Closed 311-code closed 8 months ago
Hi @brentjohnston
Ill move this over to the Discussions area.
With the 2.0.3 model, when they first released it, my god did it sound terrible https://github.com/coqui-ai/TTS/discussions/3306
I'm not sure if they messed something up with the models configuration file. However. I believe they did eventually correct this....eventually.
Id welcome people to play with it and give feedback. If enough people give feedback that its overall better, I can swap the base model on initial setup of AllTalk.
You can actually download the \extensions\alltalk_tts\models\xttsv2_2.0.3
folder and change the path in the settings page.
If people want to test out and feed back, Im happy to listen.
Thanks
A bit different than erew123's chat findings from back in November here, and not sure why. I just tried to train over the coqui v2 2.0.3 model and got less "feeling they are reading from a script" when voice talks.

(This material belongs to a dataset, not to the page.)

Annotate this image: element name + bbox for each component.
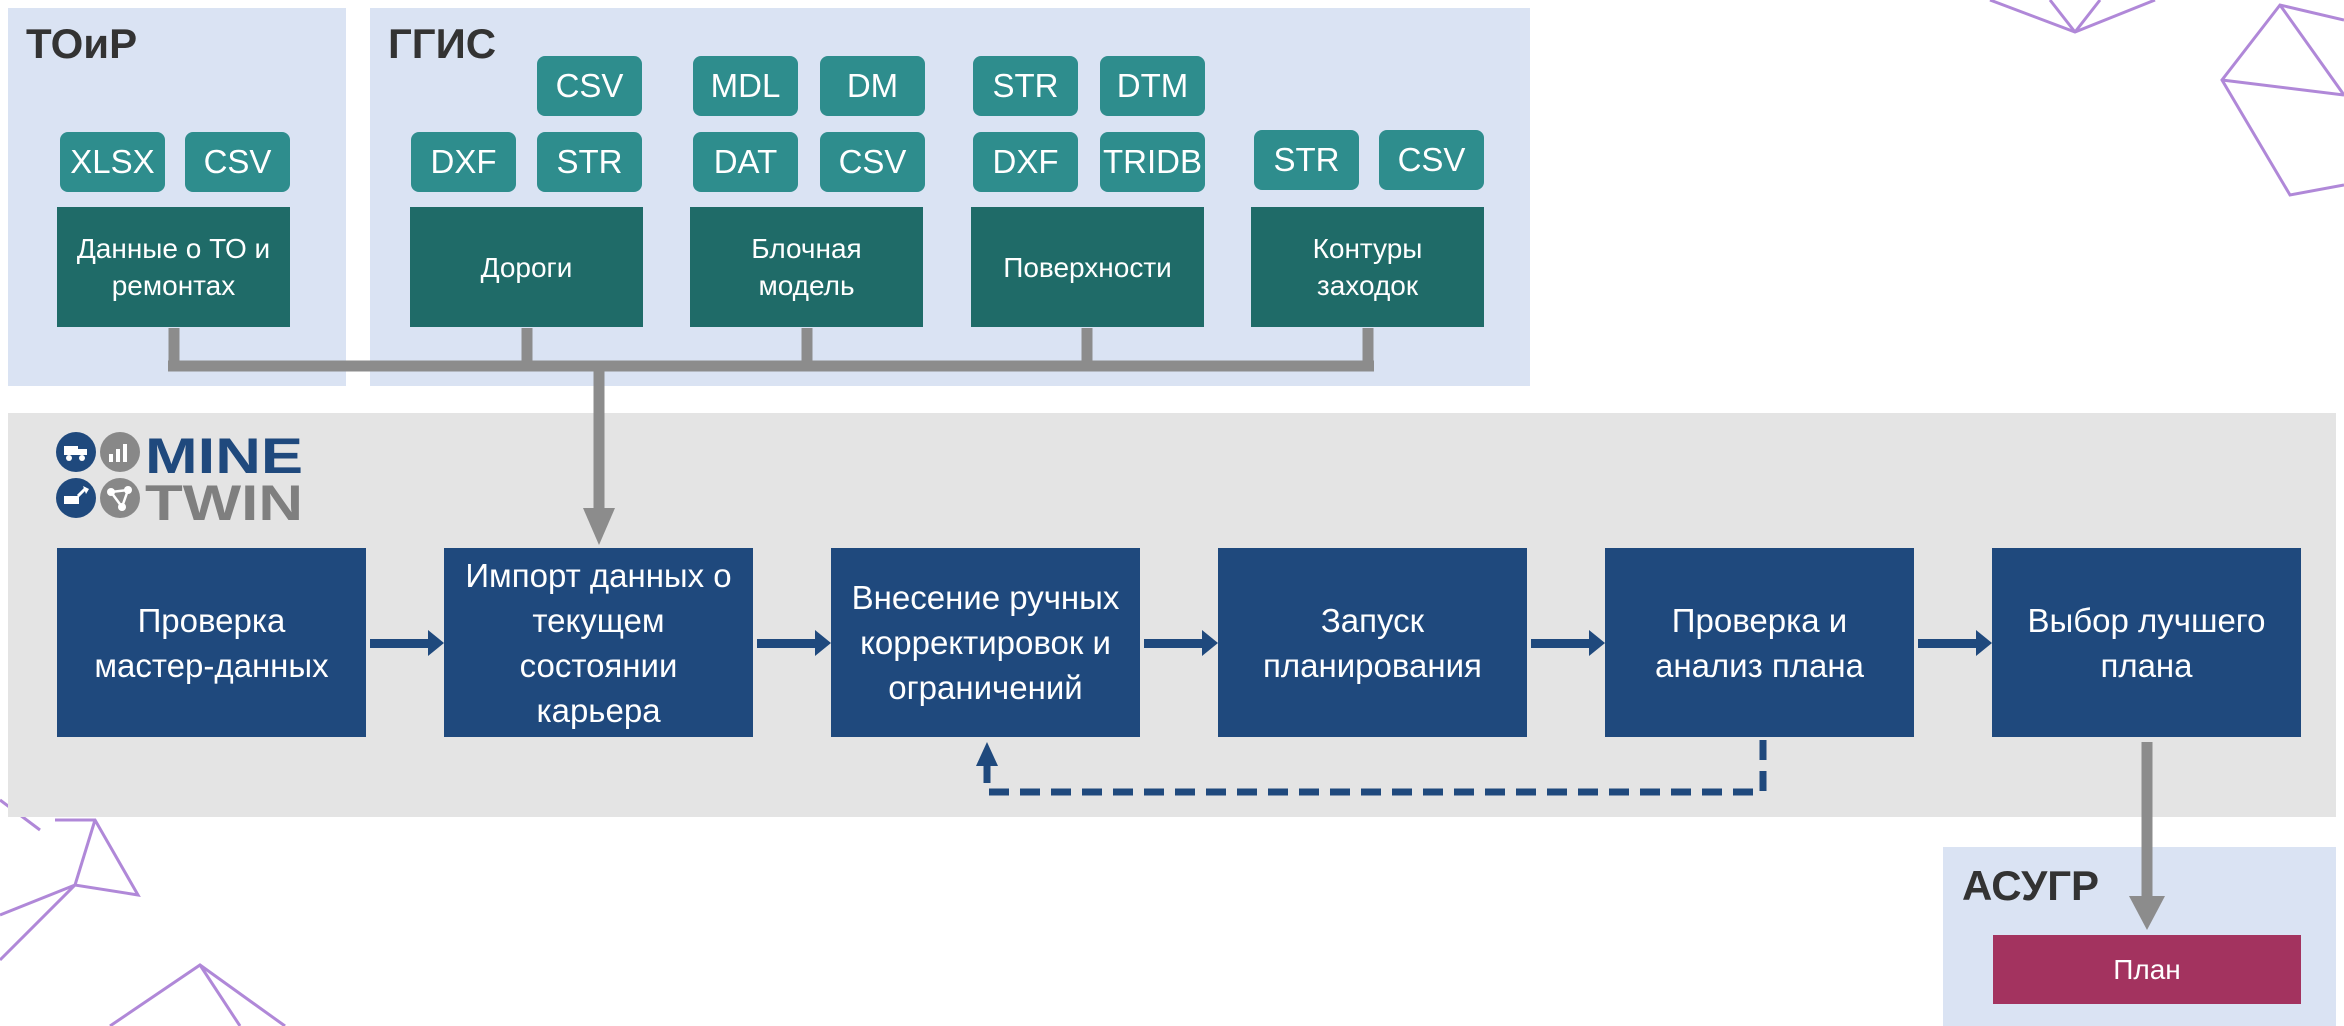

Accuracy similar or better and better flow. I'd recommend trying it out again with method below just to make sure, link here: https://huggingface.co/coqui/XTTS-v2/tree/v2.0.3
For anyone here that wants to try: Backup the files in
\extensions\alltalk_tts\models\xttsv2_2.0.2
download all the new files and put in there. Train over base again.Not sure if this was the difference: I merged 3 of the most accurate samples from the previous trainings in voices folder. Merged them into one file as a .wav and placed in the
\extensions\alltalk_tts\finetune\put-voice-samples-in-here
folder, and used that for finetuning (in addition to the original dataset) then used that same merged .wav file for the voice selection.